Weekly Features


New rent-a-plant program at IUPUC takes a bite out of pest problems

Oct. 26, 2016

Faculty and staff are all abuzz about a new rent-a-plant program at IUPUC that allows employees to borrow a carnivorous plant that eats gnats and fruit flies in their office space.

Barbara Hass Jacobus

Barbara Hass Jacobus,  biology program coordinator and lecturer in the Division of Science at IUPUC, holds a Cape Sundew plant. | PHOTO COURTESY OF IUPUC

The rent-a-plant program started when Barbara Hass Jacobus, biology program coordinator and lecturer in the Division of Science, overheard a complaint about the insects in her building.

Jacobus loaned out a carnivorous plant native to the Cape of South Africa called Drosera capensis, or Cape sundew, that traps the insects in its sticky tentacles to supplement its nutrition. 

Once the sundew plants eliminated the pest problem in one office, word started to spread to other faculty and staff in the building.

“I began to receive more requests for carnivorous plants as pest control,” Jacobus said. “One staff member worded her request, ‘Can I rent a Venus flytrap?’ and that inspired me to send an email to all IUPUC faculty and staff initiating an official ‘rent-a-plant’ program that would simultaneously make everyone aware of the service and educate them about the plants.”

Lately, the Cape sundew has been catching prey all over IUPUC. When bugs get caught and struggle to free themselves from the sticky dew-like drops on the plant’s leaves, the sundew’s tentacles begin to move and curl inward to prevent escape.

The Cape sundew’s prey either suffocates when its breathing holes are covered with the sticky drops or die from exhaustion during the struggle to survive. Once prey is caught, the plant’s glands secrete digestive enzymes and acids that liquefy the soft parts of the insect. Then, the sundew is able to absorb the nutrients from the digested juices. 

Jacobus has four pots of sundew plants that are being rotated around the offices, but there are plans in the works to expand the collection since the rent-a-plant program has become so popular. 

“The response has been overwhelmingly grateful and positive from those who have rented the plants,” Jacobus said. “They have found the plants to be highly effective at eliminating the pesky insects buzzing around their offices and have enjoyed learning about these unique members of the plant kingdom.”

The fee for a faculty or staff member to rent one of the pest-eating plants is that they have to learn a fact or two about the plant’s biology and share what they’ve learned with fellow employees.

Jacobus hopes that getting faculty and staff talking about the plants will help IUPUC’s biology program, which doesn’t have a greenhouse. A campus greenhouse could increase plant numbers and varieties as well as offer better education about the species beyond the IUPUC community and helping the program better assist people on and off campus with starting their own carnivorous plant collections.

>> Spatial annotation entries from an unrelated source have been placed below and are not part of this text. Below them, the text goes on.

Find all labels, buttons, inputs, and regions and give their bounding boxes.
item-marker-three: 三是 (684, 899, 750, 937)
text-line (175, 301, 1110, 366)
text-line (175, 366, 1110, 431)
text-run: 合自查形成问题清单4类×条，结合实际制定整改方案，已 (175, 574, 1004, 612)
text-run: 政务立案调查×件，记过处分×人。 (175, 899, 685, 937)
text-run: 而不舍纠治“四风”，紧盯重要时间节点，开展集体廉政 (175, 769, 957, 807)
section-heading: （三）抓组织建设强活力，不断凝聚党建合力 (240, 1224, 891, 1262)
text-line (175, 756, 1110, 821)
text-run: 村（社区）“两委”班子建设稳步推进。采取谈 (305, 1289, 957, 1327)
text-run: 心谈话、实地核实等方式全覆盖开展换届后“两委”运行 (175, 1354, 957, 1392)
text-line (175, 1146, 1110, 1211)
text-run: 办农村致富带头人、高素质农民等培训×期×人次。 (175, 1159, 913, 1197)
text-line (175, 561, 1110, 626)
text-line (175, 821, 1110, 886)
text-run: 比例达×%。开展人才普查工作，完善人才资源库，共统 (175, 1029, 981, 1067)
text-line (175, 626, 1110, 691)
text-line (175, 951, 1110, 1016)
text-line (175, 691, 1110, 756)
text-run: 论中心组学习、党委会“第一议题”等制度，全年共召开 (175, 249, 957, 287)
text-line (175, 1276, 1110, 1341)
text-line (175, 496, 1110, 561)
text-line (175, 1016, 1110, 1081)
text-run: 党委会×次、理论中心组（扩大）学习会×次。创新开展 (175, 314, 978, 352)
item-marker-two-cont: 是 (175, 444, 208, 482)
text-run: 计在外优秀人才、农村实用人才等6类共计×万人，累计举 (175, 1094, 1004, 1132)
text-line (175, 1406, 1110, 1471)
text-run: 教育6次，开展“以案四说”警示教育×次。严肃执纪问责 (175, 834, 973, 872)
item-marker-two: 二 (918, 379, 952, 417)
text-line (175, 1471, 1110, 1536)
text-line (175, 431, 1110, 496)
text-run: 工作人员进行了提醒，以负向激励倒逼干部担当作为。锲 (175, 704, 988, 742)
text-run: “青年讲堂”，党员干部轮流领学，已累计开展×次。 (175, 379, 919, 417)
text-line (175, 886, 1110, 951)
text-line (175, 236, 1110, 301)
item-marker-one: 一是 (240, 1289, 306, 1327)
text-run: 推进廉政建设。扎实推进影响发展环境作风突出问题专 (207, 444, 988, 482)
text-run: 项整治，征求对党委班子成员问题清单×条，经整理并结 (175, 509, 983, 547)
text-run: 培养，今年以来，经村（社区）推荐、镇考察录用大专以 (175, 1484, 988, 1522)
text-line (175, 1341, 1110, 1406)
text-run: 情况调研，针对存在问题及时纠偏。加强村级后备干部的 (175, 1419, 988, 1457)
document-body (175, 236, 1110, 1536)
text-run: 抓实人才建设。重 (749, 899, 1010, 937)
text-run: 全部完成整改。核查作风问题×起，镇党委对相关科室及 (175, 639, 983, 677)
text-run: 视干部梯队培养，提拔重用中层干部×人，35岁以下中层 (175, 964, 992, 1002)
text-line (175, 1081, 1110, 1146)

Besides getting rid of the pesky gnats and fruit flies, the rent-a-plant program has offered other benefits.

“The purpose of a university is, first and foremost, to educate,” Jacobus said. “The rent-a-plant program has allowed me to educate IUPUC faculty and staff about the biology of these unique plants and resulted in a greater appreciation of plants in general, most specifically the carnivorous plants and the unique challenges they face in their ecosystems and how they have evolved mechanisms to overcome those challenges.”

Jacobus also likes that renting out the sundews has helped improve the atmosphere and work environment for her colleagues.

“IUPUC is a small campus, and opportunities such as these for faculty and staff to communicate outside of our own divisions enhance teamwork and an appreciation for each of our roles on campus,” she said.